Josephine Baskin Minow, Chicago Philanthropist And Political Influencer, Was Ninety-Five
“Josephine ‘Jo’ Baskin Minow left her mark on the city’s cultural institutions and took pride in her years of advocacy work during her ‘lifetime love affair with Chicago,'” reports the Sun-Times. Minow was “a prominent organizer and advocate, she served on boards at the Chicago History Museum, Northwestern University, Chicago’s Center on Halsted, Ravinia Music Festival… during her ‘lifetime love affair with Chicago and Chicago history,’ according to Nell Minow, her daughter… The wife of seventy-two years of Newton Minow, who served as the chair of the FCC under John F. Kennedy and received the Presidential Medal of Freedom from Barack Obama in 2016, Ms. Baskin Minow blazed her own trail in Chicago through social and political landscapes.”

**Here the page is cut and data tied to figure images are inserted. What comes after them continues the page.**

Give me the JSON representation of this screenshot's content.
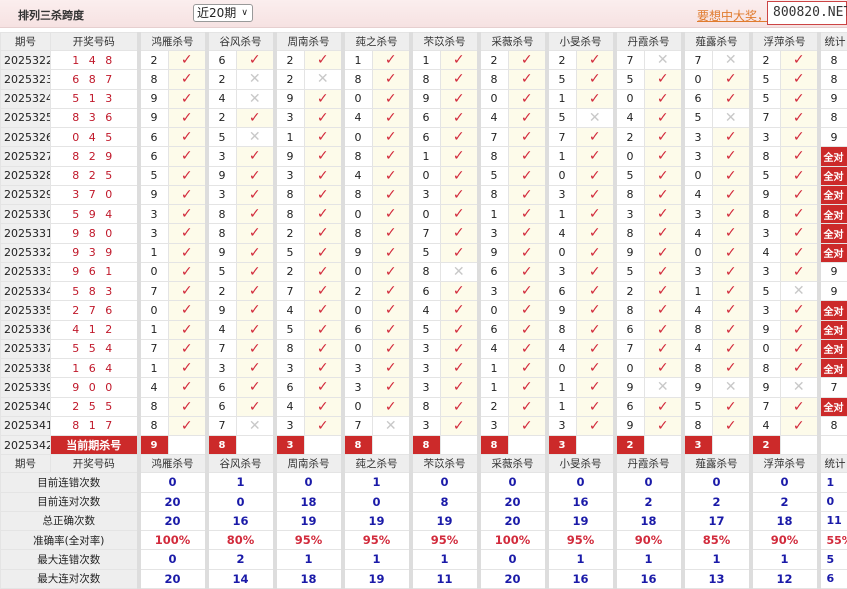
{
  "header": {
    "title": "排列三杀跨度",
    "period_select": "近20期",
    "promo_link": "要想中大奖，",
    "site": "800820.NET"
  },
  "columns": {
    "period": "期号",
    "draw": "开奖号码",
    "stats": "统计",
    "experts": [
      "鸿雁杀号",
      "谷风杀号",
      "周南杀号",
      "莼之杀号",
      "芣苡杀号",
      "采薇杀号",
      "小旻杀号",
      "丹霞杀号",
      "薤露杀号",
      "浮萍杀号"
    ]
  },
  "marks": {
    "ok": "✓",
    "no": "✕"
  },
  "rows": [
    {
      "period": "2025322",
      "draw": "1 4 8",
      "kills": [
        [
          2,
          1
        ],
        [
          6,
          1
        ],
        [
          2,
          1
        ],
        [
          1,
          1
        ],
        [
          1,
          1
        ],
        [
          2,
          1
        ],
        [
          2,
          1
        ],
        [
          7,
          0
        ],
        [
          7,
          0
        ],
        [
          2,
          1
        ]
      ],
      "stat": "8"
    },
    {
      "period": "2025323",
      "draw": "6 8 7",
      "kills": [
        [
          8,
          1
        ],
        [
          2,
          0
        ],
        [
          2,
          0
        ],
        [
          8,
          1
        ],
        [
          8,
          1
        ],
        [
          8,
          1
        ],
        [
          5,
          1
        ],
        [
          5,
          1
        ],
        [
          0,
          1
        ],
        [
          5,
          1
        ]
      ],
      "stat": "8"
    },
    {
      "period": "2025324",
      "draw": "5 1 3",
      "kills": [
        [
          9,
          1
        ],
        [
          4,
          0
        ],
        [
          9,
          1
        ],
        [
          0,
          1
        ],
        [
          9,
          1
        ],
        [
          0,
          1
        ],
        [
          1,
          1
        ],
        [
          0,
          1
        ],
        [
          6,
          1
        ],
        [
          5,
          1
        ]
      ],
      "stat": "9"
    },
    {
      "period": "2025325",
      "draw": "8 3 6",
      "kills": [
        [
          9,
          1
        ],
        [
          2,
          1
        ],
        [
          3,
          1
        ],
        [
          4,
          1
        ],
        [
          6,
          1
        ],
        [
          4,
          1
        ],
        [
          5,
          0
        ],
        [
          4,
          1
        ],
        [
          5,
          0
        ],
        [
          7,
          1
        ]
      ],
      "stat": "8"
    },
    {
      "period": "2025326",
      "draw": "0 4 5",
      "kills": [
        [
          6,
          1
        ],
        [
          5,
          0
        ],
        [
          1,
          1
        ],
        [
          0,
          1
        ],
        [
          6,
          1
        ],
        [
          7,
          1
        ],
        [
          7,
          1
        ],
        [
          2,
          1
        ],
        [
          3,
          1
        ],
        [
          3,
          1
        ]
      ],
      "stat": "9"
    },
    {
      "period": "2025327",
      "draw": "8 2 9",
      "kills": [
        [
          6,
          1
        ],
        [
          3,
          1
        ],
        [
          9,
          1
        ],
        [
          8,
          1
        ],
        [
          1,
          1
        ],
        [
          8,
          1
        ],
        [
          1,
          1
        ],
        [
          0,
          1
        ],
        [
          3,
          1
        ],
        [
          8,
          1
        ]
      ],
      "stat": "全对"
    },
    {
      "period": "2025328",
      "draw": "8 2 5",
      "kills": [
        [
          5,
          1
        ],
        [
          9,
          1
        ],
        [
          3,
          1
        ],
        [
          4,
          1
        ],
        [
          0,
          1
        ],
        [
          5,
          1
        ],
        [
          0,
          1
        ],
        [
          5,
          1
        ],
        [
          0,
          1
        ],
        [
          5,
          1
        ]
      ],
      "stat": "全对"
    },
    {
      "period": "2025329",
      "draw": "3 7 0",
      "kills": [
        [
          9,
          1
        ],
        [
          3,
          1
        ],
        [
          8,
          1
        ],
        [
          8,
          1
        ],
        [
          3,
          1
        ],
        [
          8,
          1
        ],
        [
          3,
          1
        ],
        [
          8,
          1
        ],
        [
          4,
          1
        ],
        [
          9,
          1
        ]
      ],
      "stat": "全对"
    },
    {
      "period": "2025330",
      "draw": "5 9 4",
      "kills": [
        [
          3,
          1
        ],
        [
          8,
          1
        ],
        [
          8,
          1
        ],
        [
          0,
          1
        ],
        [
          0,
          1
        ],
        [
          1,
          1
        ],
        [
          1,
          1
        ],
        [
          3,
          1
        ],
        [
          3,
          1
        ],
        [
          8,
          1
        ]
      ],
      "stat": "全对"
    },
    {
      "period": "2025331",
      "draw": "9 8 0",
      "kills": [
        [
          3,
          1
        ],
        [
          8,
          1
        ],
        [
          2,
          1
        ],
        [
          8,
          1
        ],
        [
          7,
          1
        ],
        [
          3,
          1
        ],
        [
          4,
          1
        ],
        [
          8,
          1
        ],
        [
          4,
          1
        ],
        [
          3,
          1
        ]
      ],
      "stat": "全对"
    },
    {
      "period": "2025332",
      "draw": "9 3 9",
      "kills": [
        [
          1,
          1
        ],
        [
          9,
          1
        ],
        [
          5,
          1
        ],
        [
          9,
          1
        ],
        [
          5,
          1
        ],
        [
          9,
          1
        ],
        [
          0,
          1
        ],
        [
          9,
          1
        ],
        [
          0,
          1
        ],
        [
          4,
          1
        ]
      ],
      "stat": "全对"
    },
    {
      "period": "2025333",
      "draw": "9 6 1",
      "kills": [
        [
          0,
          1
        ],
        [
          5,
          1
        ],
        [
          2,
          1
        ],
        [
          0,
          1
        ],
        [
          8,
          0
        ],
        [
          6,
          1
        ],
        [
          3,
          1
        ],
        [
          5,
          1
        ],
        [
          3,
          1
        ],
        [
          3,
          1
        ]
      ],
      "stat": "9"
    },
    {
      "period": "2025334",
      "draw": "5 8 3",
      "kills": [
        [
          7,
          1
        ],
        [
          2,
          1
        ],
        [
          7,
          1
        ],
        [
          2,
          1
        ],
        [
          6,
          1
        ],
        [
          3,
          1
        ],
        [
          6,
          1
        ],
        [
          2,
          1
        ],
        [
          1,
          1
        ],
        [
          5,
          0
        ]
      ],
      "stat": "9"
    },
    {
      "period": "2025335",
      "draw": "2 7 6",
      "kills": [
        [
          0,
          1
        ],
        [
          9,
          1
        ],
        [
          4,
          1
        ],
        [
          0,
          1
        ],
        [
          4,
          1
        ],
        [
          0,
          1
        ],
        [
          9,
          1
        ],
        [
          8,
          1
        ],
        [
          4,
          1
        ],
        [
          3,
          1
        ]
      ],
      "stat": "全对"
    },
    {
      "period": "2025336",
      "draw": "4 1 2",
      "kills": [
        [
          1,
          1
        ],
        [
          4,
          1
        ],
        [
          5,
          1
        ],
        [
          6,
          1
        ],
        [
          5,
          1
        ],
        [
          6,
          1
        ],
        [
          8,
          1
        ],
        [
          6,
          1
        ],
        [
          8,
          1
        ],
        [
          9,
          1
        ]
      ],
      "stat": "全对"
    },
    {
      "period": "2025337",
      "draw": "5 5 4",
      "kills": [
        [
          7,
          1
        ],
        [
          7,
          1
        ],
        [
          8,
          1
        ],
        [
          0,
          1
        ],
        [
          3,
          1
        ],
        [
          4,
          1
        ],
        [
          4,
          1
        ],
        [
          7,
          1
        ],
        [
          4,
          1
        ],
        [
          0,
          1
        ]
      ],
      "stat": "全对"
    },
    {
      "period": "2025338",
      "draw": "1 6 4",
      "kills": [
        [
          1,
          1
        ],
        [
          3,
          1
        ],
        [
          3,
          1
        ],
        [
          3,
          1
        ],
        [
          3,
          1
        ],
        [
          1,
          1
        ],
        [
          0,
          1
        ],
        [
          0,
          1
        ],
        [
          8,
          1
        ],
        [
          8,
          1
        ]
      ],
      "stat": "全对"
    },
    {
      "period": "2025339",
      "draw": "9 0 0",
      "kills": [
        [
          4,
          1
        ],
        [
          6,
          1
        ],
        [
          6,
          1
        ],
        [
          3,
          1
        ],
        [
          3,
          1
        ],
        [
          1,
          1
        ],
        [
          1,
          1
        ],
        [
          9,
          0
        ],
        [
          9,
          0
        ],
        [
          9,
          0
        ]
      ],
      "stat": "7"
    },
    {
      "period": "2025340",
      "draw": "2 5 5",
      "kills": [
        [
          8,
          1
        ],
        [
          6,
          1
        ],
        [
          4,
          1
        ],
        [
          0,
          1
        ],
        [
          8,
          1
        ],
        [
          2,
          1
        ],
        [
          1,
          1
        ],
        [
          6,
          1
        ],
        [
          5,
          1
        ],
        [
          7,
          1
        ]
      ],
      "stat": "全对"
    },
    {
      "period": "2025341",
      "draw": "8 1 7",
      "kills": [
        [
          8,
          1
        ],
        [
          7,
          0
        ],
        [
          3,
          1
        ],
        [
          7,
          0
        ],
        [
          3,
          1
        ],
        [
          3,
          1
        ],
        [
          3,
          1
        ],
        [
          9,
          1
        ],
        [
          8,
          1
        ],
        [
          4,
          1
        ]
      ],
      "stat": "8"
    }
  ],
  "current": {
    "period": "2025342",
    "label": "当前期杀号",
    "kills": [
      "9",
      "8",
      "3",
      "8",
      "8",
      "8",
      "3",
      "2",
      "3",
      "2"
    ]
  },
  "stats": [
    {
      "label": "目前连错次数",
      "values": [
        "0",
        "1",
        "0",
        "1",
        "0",
        "0",
        "0",
        "0",
        "0",
        "0"
      ],
      "total": "1"
    },
    {
      "label": "目前连对次数",
      "values": [
        "20",
        "0",
        "18",
        "0",
        "8",
        "20",
        "16",
        "2",
        "2",
        "2"
      ],
      "total": "0"
    },
    {
      "label": "总正确次数",
      "values": [
        "20",
        "16",
        "19",
        "19",
        "19",
        "20",
        "19",
        "18",
        "17",
        "18"
      ],
      "total": "11"
    },
    {
      "label": "准确率(全对率)",
      "values": [
        "100%",
        "80%",
        "95%",
        "95%",
        "95%",
        "100%",
        "95%",
        "90%",
        "85%",
        "90%"
      ],
      "total": "55%",
      "rate": true
    },
    {
      "label": "最大连错次数",
      "values": [
        "0",
        "2",
        "1",
        "1",
        "1",
        "0",
        "1",
        "1",
        "1",
        "1"
      ],
      "total": "5"
    },
    {
      "label": "最大连对次数",
      "values": [
        "20",
        "14",
        "18",
        "19",
        "11",
        "20",
        "16",
        "16",
        "13",
        "12"
      ],
      "total": "6"
    }
  ]
}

“Mayor Of Maxwell Street” Charlie Joe Henderson Was Eighty-One
“Charles Henderson remembers the years he spent on the original Maxwell Street fondly,” reports Block Club Chicago. “Henderson would set up the vending tables first thing in the morning, meticulously organizing 8-track tapes and cassettes… Groups of musicians would play on the street around him. For most of those memories, he was with his father, Charlie Joe Henderson, nicknamed ‘the Mayor of Maxwell Street.’ Charlie Joe Henderson was well-known around the market from the ’70s and beyond as a man who not only sold music, but rented tables to vendors, settled disputes and was committed to making the market the best it could be.” (Among the family’s lasting business enterprises is the Out Of The Past Records shop on Madison.)
Bill “Mr. Chicago” Williams Was Eighty-Two
“Hundreds came out to Mount Calvary Baptist Church Saturday to say their goodbyes to Bill ‘Mr. Chicago’ Williams, the former vice president of Chicago’s convention and tourism industry. Mayor Daley hired Williams to travel around the world to promote Chicago. Former President Obama and countless other elected officials had ties to Williams,” reports WGN-TV.